This was photographed at an abandoned cemetery in Charlotte County. Efforts were made to clean up the burial ground about 10 years ago. (Photo credit: Jeremy, Waymarking website) |
Cemeteries are on my mind. For two reasons. One, I am helping my elderly father through his final days. In the not-too-distant future, I'll stand at the New York burial site he purchased some 50 years ago. I'll watch as he and my deceased mother's cremains are put to rest next to a baby they buried decades ago.
At least I know where my long-gone brother's grave is. And where my parents are to be buried. And what the family tombstone looks like and what names and dates will be added to it. Finally, I'll have the peace of knowing my loved ones will rest undisturbed in a long-established Catholic cemetery.
That's not the case with lost and/or forgotten African-American cemeteries in Florida. It seems every week I hear another news report about the discovery of a lost cemetery. We're not talking isolated resting grounds hidden in overgrown woods. I'm hearing disturbing reports of established cemeteries that were paved over during the first half of the 20th century. Roads, stores, houses, you name it, were built atop what should have been protected sacred ground.
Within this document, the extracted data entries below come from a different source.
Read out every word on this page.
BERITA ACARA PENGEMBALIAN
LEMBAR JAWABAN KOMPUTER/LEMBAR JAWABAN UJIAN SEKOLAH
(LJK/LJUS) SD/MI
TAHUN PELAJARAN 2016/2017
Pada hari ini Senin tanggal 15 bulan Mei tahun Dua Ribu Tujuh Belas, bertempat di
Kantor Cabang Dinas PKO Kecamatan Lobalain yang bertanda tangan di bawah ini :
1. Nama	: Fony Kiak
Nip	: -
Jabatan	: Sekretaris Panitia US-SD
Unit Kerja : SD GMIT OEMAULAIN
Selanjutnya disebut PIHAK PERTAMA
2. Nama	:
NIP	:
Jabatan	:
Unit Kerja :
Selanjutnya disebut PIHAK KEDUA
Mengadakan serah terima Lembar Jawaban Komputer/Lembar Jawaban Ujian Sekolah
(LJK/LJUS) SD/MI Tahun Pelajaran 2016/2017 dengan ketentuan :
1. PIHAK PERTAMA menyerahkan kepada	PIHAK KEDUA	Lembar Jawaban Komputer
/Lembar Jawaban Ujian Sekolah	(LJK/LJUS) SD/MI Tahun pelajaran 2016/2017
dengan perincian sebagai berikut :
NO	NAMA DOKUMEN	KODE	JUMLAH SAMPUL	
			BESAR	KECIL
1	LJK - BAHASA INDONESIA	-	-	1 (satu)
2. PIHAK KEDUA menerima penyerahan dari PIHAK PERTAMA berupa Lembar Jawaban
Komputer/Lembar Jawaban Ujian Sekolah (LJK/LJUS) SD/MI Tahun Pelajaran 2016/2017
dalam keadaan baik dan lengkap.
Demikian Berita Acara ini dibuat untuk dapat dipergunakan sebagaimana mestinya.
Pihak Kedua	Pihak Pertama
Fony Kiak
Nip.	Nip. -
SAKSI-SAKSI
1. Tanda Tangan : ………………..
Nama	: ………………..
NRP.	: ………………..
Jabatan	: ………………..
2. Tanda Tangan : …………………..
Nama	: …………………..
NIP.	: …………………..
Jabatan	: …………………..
Such wanton disregard is hard for me to understand. These aren't isolated cases.There are numerous videos in Tampa news station 10 News WTSP's YouTube playlist "Erased: Tampa Bay's Forgotten Cemteries."
The videos focus on several cemeteries in the Tampa area. Closer to my part of Central Florida, there was news a few years ago about an African-American cemetery split from its community - and subsequently forgotten - when Interstate 4 came through Lake Helen.
Another nearby abandoned cemetery is associated with a late 19th-early 20th century African-American community named Garfield. The settlement of Garfield was founded by ex-slaves after the Civil War. The land was lost to back taxes during the Depression and pre-World War II years. Today, what used to be Garfield - and its cemetery - are swallowed by the city of Deltona.
The Garfield cemetery was briefly in the news 15 or 20 years ago, when someone stumbled across its location. I haven't heard a thing since then. The city of Deltona apparently did an archaeological survey. It, too, was buried. I tried to read it over a decade ago, but the city never responded to my request to see the document.
In another local case, a forgotten potter's field was rediscovered during construction of a hospital expansion in DeLand. Only a few old-timers remembered the site had been the burial place for people who had died indigent and/or unclaimed.
These local cases, plus what's being uncovered in Tampa, plus others I've read about, are chilling signs of a disheartening disrespect that likely infected much of Florida in the past century. May all the deceased and the sacred grounds they rest in once again regain their dignity.